Diokin’s predecessor, Andrey Zakharov, held the position for about four years, winning several promotions (including a general’s rank) before he was ousted in a scandal involving his subordinates. Last December, a Moscow judge placed two of these officials under house arrest after they reportedly confessed to accepting hundreds of thousands of rubles in bribes to close down multiple busy streets in the capital to allow the filming of a miniseries about the Soviet serial killer Andrey Chikatilo. Investigators collected evidence suggesting that the scheme also relied on the cooperation of “unidentified officials in the Moscow Interior Ministry’s Main Directorate.”

But Alexey Diokin’s new job might not be as powerful as it seems. A source who participated in police fieldwork at mass demonstrations in Moscow throughout the 2010s told Meduza that the head of the Public Order Protection Department can’t act independently when it comes to protests. Decision-making on demonstration days, says Meduza’s source, is concentrated at the city’s command center, which coordinates all units on duty — even the officers brought in from other regions.
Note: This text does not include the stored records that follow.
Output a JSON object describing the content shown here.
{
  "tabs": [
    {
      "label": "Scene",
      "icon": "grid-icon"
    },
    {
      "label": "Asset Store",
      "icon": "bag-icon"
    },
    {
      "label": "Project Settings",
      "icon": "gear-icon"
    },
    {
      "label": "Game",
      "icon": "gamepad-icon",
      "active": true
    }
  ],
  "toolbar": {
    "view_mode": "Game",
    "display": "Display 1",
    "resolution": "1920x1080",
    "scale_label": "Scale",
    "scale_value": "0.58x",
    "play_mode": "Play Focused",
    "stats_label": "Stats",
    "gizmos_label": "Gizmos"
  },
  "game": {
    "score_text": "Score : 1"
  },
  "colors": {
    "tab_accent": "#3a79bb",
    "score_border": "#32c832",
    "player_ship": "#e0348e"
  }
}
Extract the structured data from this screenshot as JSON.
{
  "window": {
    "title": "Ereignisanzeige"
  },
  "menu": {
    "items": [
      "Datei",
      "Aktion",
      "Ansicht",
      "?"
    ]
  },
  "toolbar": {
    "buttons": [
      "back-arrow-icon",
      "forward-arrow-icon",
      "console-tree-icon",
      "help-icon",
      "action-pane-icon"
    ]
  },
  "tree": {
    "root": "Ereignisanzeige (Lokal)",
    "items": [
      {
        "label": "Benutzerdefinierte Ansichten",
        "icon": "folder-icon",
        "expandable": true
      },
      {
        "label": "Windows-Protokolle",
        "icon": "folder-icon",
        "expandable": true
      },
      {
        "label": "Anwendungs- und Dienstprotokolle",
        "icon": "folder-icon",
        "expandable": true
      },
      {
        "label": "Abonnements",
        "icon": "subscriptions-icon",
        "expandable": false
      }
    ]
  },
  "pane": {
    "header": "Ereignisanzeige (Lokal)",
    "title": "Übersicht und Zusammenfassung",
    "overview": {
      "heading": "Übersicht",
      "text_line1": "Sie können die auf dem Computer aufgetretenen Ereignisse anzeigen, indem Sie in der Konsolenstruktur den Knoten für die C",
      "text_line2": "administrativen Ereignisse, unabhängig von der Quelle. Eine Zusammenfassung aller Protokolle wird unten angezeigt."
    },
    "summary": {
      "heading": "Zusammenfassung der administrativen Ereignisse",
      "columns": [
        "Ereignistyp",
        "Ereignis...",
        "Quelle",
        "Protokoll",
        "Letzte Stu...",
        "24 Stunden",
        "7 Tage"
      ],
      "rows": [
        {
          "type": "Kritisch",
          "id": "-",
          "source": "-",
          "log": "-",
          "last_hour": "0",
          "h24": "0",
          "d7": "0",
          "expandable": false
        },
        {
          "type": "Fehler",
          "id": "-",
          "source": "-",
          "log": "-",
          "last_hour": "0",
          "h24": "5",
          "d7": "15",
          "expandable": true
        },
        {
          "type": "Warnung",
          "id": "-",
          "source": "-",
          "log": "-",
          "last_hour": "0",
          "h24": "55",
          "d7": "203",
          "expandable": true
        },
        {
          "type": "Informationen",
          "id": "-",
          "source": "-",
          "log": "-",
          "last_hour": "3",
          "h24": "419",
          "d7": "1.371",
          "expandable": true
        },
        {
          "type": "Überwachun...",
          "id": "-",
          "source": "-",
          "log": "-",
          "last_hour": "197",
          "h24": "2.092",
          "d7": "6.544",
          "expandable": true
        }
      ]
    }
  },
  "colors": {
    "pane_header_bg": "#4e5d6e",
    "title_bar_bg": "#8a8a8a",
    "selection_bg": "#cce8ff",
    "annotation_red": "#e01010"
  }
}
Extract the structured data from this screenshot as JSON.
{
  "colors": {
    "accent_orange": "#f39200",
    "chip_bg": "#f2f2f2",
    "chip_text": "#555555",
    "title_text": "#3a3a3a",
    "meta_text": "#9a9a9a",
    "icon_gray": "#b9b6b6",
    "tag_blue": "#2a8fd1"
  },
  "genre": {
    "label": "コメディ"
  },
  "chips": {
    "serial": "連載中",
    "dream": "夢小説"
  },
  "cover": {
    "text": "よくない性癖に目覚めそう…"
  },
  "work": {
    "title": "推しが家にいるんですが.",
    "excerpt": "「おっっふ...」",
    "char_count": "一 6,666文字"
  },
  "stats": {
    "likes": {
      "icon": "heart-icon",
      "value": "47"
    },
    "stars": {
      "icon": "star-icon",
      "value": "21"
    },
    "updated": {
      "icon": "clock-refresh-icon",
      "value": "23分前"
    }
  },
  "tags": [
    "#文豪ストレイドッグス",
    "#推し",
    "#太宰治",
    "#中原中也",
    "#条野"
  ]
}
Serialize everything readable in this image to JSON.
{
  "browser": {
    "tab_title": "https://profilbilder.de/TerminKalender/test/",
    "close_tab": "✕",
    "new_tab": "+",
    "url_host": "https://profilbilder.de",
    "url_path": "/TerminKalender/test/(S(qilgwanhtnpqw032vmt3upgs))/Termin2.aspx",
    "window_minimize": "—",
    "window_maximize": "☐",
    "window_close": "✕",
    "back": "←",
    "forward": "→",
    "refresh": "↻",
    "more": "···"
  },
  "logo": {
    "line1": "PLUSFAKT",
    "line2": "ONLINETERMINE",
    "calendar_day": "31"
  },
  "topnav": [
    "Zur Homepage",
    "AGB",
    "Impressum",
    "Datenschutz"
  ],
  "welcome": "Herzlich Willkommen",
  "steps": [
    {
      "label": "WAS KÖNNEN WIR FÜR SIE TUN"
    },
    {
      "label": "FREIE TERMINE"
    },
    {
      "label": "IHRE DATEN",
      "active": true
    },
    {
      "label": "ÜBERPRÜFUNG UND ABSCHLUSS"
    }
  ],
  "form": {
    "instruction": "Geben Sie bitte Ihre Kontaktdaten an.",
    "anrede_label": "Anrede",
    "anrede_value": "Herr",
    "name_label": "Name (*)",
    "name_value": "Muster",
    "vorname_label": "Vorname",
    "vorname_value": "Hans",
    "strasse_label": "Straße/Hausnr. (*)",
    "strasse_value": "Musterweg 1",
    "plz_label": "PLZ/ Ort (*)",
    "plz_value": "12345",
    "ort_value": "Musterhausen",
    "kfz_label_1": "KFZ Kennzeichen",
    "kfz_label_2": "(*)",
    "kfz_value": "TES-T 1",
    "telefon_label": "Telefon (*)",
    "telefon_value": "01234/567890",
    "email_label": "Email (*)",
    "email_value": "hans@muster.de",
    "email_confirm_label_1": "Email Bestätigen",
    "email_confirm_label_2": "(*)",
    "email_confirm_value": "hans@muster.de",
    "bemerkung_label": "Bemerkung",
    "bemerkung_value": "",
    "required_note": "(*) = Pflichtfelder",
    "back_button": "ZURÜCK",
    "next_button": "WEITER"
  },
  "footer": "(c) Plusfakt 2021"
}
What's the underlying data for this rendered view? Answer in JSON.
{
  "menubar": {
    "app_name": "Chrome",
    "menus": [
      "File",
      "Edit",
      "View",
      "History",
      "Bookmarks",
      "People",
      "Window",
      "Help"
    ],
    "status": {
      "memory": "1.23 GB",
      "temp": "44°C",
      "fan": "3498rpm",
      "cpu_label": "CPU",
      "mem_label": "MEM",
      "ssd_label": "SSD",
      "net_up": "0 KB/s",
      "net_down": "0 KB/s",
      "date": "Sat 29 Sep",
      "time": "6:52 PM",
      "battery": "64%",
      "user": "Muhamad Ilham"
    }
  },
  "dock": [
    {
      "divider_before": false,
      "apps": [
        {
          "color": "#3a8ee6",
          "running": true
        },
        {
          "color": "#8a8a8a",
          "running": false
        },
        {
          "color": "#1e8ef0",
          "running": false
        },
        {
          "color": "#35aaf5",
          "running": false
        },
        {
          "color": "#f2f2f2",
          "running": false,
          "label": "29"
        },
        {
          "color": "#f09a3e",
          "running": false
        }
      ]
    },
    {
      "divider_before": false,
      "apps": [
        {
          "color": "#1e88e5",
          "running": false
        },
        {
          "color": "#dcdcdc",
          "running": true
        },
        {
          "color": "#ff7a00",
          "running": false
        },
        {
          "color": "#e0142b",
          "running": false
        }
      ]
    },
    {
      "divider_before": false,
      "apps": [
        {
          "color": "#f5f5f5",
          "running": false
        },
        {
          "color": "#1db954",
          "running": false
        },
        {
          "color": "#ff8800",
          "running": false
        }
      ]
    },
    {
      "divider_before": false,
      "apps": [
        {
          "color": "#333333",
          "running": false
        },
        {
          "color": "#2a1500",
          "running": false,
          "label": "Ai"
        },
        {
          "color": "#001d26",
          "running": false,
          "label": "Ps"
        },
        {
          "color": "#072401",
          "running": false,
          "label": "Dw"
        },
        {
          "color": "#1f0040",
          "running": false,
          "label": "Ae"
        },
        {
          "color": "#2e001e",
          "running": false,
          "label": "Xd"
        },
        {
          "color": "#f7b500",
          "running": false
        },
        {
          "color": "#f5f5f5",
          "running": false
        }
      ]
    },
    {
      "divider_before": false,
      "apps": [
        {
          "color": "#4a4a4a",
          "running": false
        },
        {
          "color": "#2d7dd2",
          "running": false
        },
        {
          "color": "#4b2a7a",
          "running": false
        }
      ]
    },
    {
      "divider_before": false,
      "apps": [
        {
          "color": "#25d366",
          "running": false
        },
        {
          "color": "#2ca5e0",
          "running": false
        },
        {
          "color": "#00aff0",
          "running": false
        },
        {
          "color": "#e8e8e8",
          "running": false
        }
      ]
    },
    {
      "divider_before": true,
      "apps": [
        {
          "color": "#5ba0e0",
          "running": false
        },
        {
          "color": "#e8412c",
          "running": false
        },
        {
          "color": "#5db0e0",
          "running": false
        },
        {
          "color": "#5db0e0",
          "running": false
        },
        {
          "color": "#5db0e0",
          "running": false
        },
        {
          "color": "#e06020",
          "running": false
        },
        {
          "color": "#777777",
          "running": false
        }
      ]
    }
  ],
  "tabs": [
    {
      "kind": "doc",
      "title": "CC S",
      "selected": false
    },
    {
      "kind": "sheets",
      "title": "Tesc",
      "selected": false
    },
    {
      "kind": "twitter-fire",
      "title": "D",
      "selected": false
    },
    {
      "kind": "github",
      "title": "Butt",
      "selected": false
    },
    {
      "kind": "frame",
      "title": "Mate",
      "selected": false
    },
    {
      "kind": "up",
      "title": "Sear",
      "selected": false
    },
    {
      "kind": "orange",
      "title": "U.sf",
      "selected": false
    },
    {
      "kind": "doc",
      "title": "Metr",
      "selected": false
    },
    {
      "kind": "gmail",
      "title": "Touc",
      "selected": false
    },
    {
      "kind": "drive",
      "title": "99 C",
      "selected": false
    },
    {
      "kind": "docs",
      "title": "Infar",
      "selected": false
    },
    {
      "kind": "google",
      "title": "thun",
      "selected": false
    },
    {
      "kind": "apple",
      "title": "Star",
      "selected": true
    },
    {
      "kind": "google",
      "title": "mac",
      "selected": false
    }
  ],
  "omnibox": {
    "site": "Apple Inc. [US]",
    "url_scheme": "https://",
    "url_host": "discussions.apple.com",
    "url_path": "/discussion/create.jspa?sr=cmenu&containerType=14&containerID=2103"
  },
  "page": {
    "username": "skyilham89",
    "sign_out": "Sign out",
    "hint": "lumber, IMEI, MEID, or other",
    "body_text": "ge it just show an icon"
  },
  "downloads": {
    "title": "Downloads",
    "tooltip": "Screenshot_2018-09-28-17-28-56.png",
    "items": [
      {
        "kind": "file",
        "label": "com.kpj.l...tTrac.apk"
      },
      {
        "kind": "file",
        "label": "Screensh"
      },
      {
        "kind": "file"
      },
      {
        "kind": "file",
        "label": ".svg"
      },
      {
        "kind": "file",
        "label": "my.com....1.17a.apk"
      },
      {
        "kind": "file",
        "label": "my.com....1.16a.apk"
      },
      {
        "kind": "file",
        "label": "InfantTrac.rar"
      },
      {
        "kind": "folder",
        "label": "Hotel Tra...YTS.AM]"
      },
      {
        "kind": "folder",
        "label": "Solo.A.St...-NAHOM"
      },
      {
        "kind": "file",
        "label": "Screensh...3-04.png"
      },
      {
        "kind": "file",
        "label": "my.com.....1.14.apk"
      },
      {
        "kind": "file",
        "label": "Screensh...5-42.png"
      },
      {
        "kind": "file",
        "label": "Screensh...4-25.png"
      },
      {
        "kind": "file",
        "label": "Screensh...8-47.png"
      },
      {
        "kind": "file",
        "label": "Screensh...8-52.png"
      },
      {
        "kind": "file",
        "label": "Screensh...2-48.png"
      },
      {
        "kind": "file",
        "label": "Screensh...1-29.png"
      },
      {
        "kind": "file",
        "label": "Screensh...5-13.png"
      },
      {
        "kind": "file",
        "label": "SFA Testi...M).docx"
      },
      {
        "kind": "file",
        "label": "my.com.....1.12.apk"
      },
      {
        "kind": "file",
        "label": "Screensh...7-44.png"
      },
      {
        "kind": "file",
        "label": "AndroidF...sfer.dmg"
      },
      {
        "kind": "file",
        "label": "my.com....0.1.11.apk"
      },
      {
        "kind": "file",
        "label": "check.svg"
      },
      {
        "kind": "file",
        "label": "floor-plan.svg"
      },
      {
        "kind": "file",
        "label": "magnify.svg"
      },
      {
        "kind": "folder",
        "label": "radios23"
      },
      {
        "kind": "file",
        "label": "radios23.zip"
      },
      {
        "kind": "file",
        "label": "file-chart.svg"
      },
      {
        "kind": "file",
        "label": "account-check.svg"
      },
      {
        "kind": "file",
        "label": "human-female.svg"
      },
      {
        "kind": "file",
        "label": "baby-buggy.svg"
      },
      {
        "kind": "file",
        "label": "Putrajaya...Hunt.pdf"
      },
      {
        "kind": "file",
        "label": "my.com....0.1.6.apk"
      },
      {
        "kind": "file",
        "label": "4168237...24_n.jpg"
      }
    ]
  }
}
Moscow’s command center includes senior representatives of the Interior Ministry, the National Guard, the Mayor’s Office, and the Federal Security Service’s special department devoted to “constitutional order” threats. Diokin contributes to the command center’s work, too, but control of the group essentially belongs to the deputy chief of the Interior Ministry’s Main Directorate.

“It’s a mistake to think that [Kremlin deputy chief of staff Sergey] Kiriyenko or the [interior] minister is giving orders to the command center about what the riot police should do. The orders are always the same: act according to the situation,” says Meduza’s source. “In any particular place, the governor is responsible for this situation, so naturally the approaches in Dagestan and Khabarovsk will be different. The same goes for Moscow and St. Petersburg.”